I think the approach she took instead is far more useful, as it seems to me (among other things) that very few people have the time, inclination or appropriate talents to really think about such questions in depth.

It's better, in my opinion, to have people, who are really interested in the topic, research it, think about it, write about it and then present their ideas to the general public for further discussion (pro or con).

Re [1]: I think such an approach (e.g.,"let's take a vote" among people "who know and care very little about a topic") exemplifies what is wrong with "planning" and "public participation."

- - - - - -

Peter Sigrist wrote (numbering mine -- BH):

[1] Cities are environments, and [2] great urban settings should be valued and protected in a way similar to national parks. This is not a call to restrict new designs, but we can work to make sure the results are worth preserving. [3] Setting standards for the quality of building materials might help. Design standards are another possibility, although that seems kind of arbitrary and stifling to creativity.

Benjamin Hemric writes:

Regarding [1]: This is a major theme of Jane Jacobs' works, not just "Death and Life . . . " but her other books too. (See, for instance, "The Nature of Economies.")

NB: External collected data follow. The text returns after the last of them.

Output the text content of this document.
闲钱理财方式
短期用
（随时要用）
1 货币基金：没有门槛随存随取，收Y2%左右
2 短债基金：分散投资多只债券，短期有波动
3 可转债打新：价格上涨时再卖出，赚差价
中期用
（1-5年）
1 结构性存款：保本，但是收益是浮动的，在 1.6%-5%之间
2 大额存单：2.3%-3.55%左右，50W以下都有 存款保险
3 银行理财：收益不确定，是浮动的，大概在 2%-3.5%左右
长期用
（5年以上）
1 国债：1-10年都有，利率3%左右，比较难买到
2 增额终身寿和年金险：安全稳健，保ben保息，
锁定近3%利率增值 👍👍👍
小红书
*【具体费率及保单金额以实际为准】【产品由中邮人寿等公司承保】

Regarding [2]: The Jacobs approach seems to me to be less about protecting things (despite her interest in landmarks preservation, etc.) than in understanding beneficial developmental processes, both in cities and in the "rest of nature" too. (Jacobs argues that humans, their cities and their economies are best understood as all being part of "nature" too.)

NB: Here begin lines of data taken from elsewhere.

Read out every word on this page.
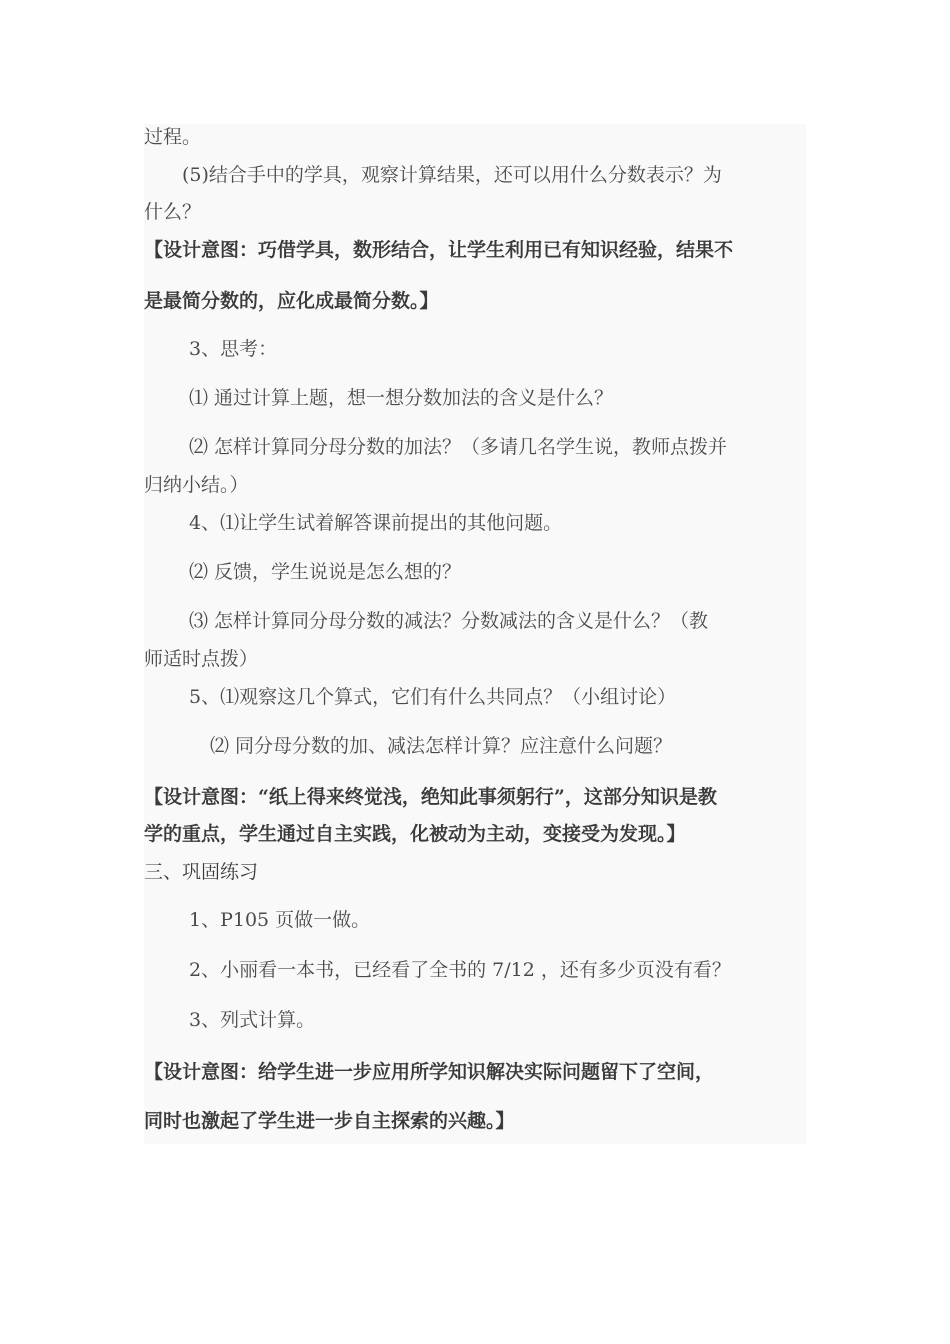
过程。
(5)结合手中的学具，观察计算结果，还可以用什么分数表示？为
什么？
【设计意图：巧借学具，数形结合，让学生利用已有知识经验，结果不
是最简分数的，应化成最简分数。】
3、思考：
⑴ 通过计算上题，想一想分数加法的含义是什么？
⑵ 怎样计算同分母分数的加法？（多请几名学生说，教师点拨并
归纳小结。）
4、⑴让学生试着解答课前提出的其他问题。
⑵ 反馈，学生说说是怎么想的？
⑶ 怎样计算同分母分数的减法？分数减法的含义是什么？（教
师适时点拨）
5、⑴观察这几个算式，它们有什么共同点？（小组讨论）
⑵ 同分母分数的加、减法怎样计算？应注意什么问题？
【设计意图：“纸上得来终觉浅，绝知此事须躬行”，这部分知识是教
学的重点，学生通过自主实践，化被动为主动，变接受为发现。】
三、巩固练习
1、P105 页做一做。
2、小丽看一本书，已经看了全书的 7/12 ，还有多少页没有看？
3、列式计算。
【设计意图：给学生进一步应用所学知识解决实际问题留下了空间，
同时也激起了学生进一步自主探索的兴趣。】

Regarding [3]: While standards in general (e.g., noise, smoke, etc.) are useful and important, I think it's important to be wary of governmentally enforced design standards.

- - - - - -

Peter Sigrist wrote:

I wonder if there could be periodic review processes for all planned and existing development, assessing its contribution to the urban environment and how it might be improved. These reviews could address aesthetics as well as health and safety issues. Public funds might be used to make improvements. Sometimes small changes can make a big difference. A new paint job or facade can transform an area with minimal destruction of existing buildings. In other cases, shoddy construction can be removed to make way for something better. Would we be able to agree on what improvements to make? Who would be involved in the review process? How would we deal with the legal issues surrounding private property? There are many reasons why this would be difficult or impossible, but the payoff would be in the continuous process of developing healthy and attractive environments.

Benjamin Hemric writes:

It seems to me that the Jacobs approach to these aesthetic issues is to be very skeptical of all this government involvement, especially since aesthetics is very subjective; good regulations are hard to come up with and even harder to change; and, as mentioned earlier, much of what people consider beautiful is actually a product of other forces to begin with.

Patrick said...

See also "The Timeless Way of Building" and "A New Theory of Urban Design" by Christopher Alexander.

Peter Sigrist said...

Thank you both for the comments and book recommendations. A lot of the questions in this post come from thinking about the ideas of Jacobs and Alexander.

And great point, Benjamin, that it doesn't have to be a choice between "Times Square" and "Greenwich Village" urbanism, that all kinds of districts have their place, and that there are many different places within these districts.